No, a MRMC comparative effectiveness study was not done. This type of study is relevant for imaging devices or AI tools where human readers interpret cases with and without AI assistance. The Apo-Tek Lp(a)™ is a laboratory assay.

6. If a Standalone (i.e., algorithm only without human-in-the-loop performance) Was Done

Yes, the performance described is a standalone performance. The Apo-Tek Lp(a)™ is an automated laboratory assay. Its "performance" refers to its analytical characteristics (e.g., cross-reactivity, reproducibility) and its correlation with clinical outcomes when used as a diagnostic test. There is no "human-in-the-loop" component for its basic operation or interpretation in this context, other than the clinician interpreting the numerical result in conjunction with other clinical information.

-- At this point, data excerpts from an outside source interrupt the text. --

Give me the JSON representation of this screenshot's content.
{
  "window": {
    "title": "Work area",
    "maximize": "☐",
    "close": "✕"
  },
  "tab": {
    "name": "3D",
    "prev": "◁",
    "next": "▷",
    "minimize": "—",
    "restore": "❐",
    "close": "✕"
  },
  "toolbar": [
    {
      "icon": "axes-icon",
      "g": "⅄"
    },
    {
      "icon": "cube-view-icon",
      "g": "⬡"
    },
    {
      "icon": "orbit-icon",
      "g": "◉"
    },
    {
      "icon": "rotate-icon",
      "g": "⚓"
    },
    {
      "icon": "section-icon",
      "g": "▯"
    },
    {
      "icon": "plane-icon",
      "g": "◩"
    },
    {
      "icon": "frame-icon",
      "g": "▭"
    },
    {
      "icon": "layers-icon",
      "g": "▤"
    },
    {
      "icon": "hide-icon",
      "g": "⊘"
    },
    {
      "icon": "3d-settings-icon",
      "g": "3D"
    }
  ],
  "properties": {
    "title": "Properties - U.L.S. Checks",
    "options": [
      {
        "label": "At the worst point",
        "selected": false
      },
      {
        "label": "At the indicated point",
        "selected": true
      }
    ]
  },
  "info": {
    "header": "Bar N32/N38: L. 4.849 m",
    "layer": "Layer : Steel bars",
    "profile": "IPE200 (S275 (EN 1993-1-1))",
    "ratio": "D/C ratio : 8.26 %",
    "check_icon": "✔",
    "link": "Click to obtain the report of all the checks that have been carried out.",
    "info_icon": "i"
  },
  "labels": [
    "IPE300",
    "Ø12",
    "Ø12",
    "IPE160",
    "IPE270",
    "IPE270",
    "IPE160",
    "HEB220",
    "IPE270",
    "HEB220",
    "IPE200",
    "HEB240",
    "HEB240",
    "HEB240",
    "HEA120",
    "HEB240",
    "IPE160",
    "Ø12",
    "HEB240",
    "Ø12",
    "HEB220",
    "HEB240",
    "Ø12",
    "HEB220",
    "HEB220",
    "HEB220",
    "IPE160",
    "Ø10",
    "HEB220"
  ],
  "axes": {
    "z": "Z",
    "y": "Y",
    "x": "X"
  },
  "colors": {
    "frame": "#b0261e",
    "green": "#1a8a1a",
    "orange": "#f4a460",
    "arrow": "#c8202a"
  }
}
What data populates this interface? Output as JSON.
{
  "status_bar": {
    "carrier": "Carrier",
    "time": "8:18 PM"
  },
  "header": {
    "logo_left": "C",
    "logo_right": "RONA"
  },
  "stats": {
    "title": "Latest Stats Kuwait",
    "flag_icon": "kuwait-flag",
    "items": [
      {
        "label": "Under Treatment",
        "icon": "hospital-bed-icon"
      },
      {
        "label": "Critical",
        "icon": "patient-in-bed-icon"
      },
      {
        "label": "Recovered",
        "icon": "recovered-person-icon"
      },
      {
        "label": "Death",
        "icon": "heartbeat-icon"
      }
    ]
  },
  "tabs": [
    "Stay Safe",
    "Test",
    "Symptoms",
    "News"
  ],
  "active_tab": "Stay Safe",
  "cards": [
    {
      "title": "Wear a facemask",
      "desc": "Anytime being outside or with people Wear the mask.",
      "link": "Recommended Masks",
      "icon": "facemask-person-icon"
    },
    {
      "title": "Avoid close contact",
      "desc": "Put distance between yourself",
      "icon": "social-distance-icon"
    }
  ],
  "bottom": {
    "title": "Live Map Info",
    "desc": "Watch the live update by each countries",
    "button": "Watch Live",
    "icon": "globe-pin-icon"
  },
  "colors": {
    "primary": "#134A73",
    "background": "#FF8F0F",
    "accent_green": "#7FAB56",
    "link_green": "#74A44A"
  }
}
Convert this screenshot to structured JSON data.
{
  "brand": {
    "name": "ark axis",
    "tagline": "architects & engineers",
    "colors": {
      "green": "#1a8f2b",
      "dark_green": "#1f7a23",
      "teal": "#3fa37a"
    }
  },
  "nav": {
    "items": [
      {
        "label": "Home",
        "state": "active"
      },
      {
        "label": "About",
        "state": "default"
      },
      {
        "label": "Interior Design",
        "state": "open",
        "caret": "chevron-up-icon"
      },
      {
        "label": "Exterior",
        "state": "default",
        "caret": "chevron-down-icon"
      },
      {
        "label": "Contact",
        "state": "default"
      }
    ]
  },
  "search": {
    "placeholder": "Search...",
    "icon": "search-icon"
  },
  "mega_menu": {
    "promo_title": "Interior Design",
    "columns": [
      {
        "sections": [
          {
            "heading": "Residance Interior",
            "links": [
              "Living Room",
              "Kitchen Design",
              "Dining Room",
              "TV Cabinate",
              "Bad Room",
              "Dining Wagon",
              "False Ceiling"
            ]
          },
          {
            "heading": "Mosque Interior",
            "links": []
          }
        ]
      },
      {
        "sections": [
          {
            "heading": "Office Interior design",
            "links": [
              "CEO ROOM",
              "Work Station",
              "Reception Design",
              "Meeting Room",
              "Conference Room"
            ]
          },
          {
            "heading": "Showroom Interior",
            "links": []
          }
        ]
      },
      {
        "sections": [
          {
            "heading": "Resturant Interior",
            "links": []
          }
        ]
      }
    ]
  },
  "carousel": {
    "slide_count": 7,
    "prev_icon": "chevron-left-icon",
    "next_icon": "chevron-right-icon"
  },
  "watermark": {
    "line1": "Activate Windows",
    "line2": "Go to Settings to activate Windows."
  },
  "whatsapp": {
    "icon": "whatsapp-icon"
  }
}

7. The Type of Ground Truth Used

The "ground truth" for evaluating the clinical utility of Apo-Tek Lp(a)™ appears to be based on clinical disease diagnoses or outcomes data. For example:

  • Myocardial infarction
  • Coronary artery stenosis (>50%)
  • Cerebrovascular disease
  • Carotid artery stenosis (≥20% or ≥50%)

The accuracy of these diagnoses would be established through standard medical practice (e.g., angiograms for stenosis, clinical criteria for MI).

8. The Sample Size for the Training Set

This information is not applicable and not provided. The Apo-Tek Lp(a)™ is an ELISA assay, not a machine learning algorithm that requires a "training set" to develop its logic or parameters. Its operating characteristics are inherent to its chemical and biological design.

9. How the Ground Truth for the Training Set Was Established

This information is not applicable and not provided. As mentioned, there is no "training set" in the context of this diagnostic kit.

§ 866.5600 Low-density lipoprotein immunological test system.

(a)
Identification. A low-density lipoprotein immunological test system is a device that consists of the reagents used to measure by immunochemical techniques the low-density lipoprotein in serum and other body fluids. Measurement of low-density lipoprotein in serum may aid in the diagnosis of disorders of lipid (fat) metabolism and help to identify young persons at risk from cardiovascular diseases.(b)
Classification. Class II (performance standards).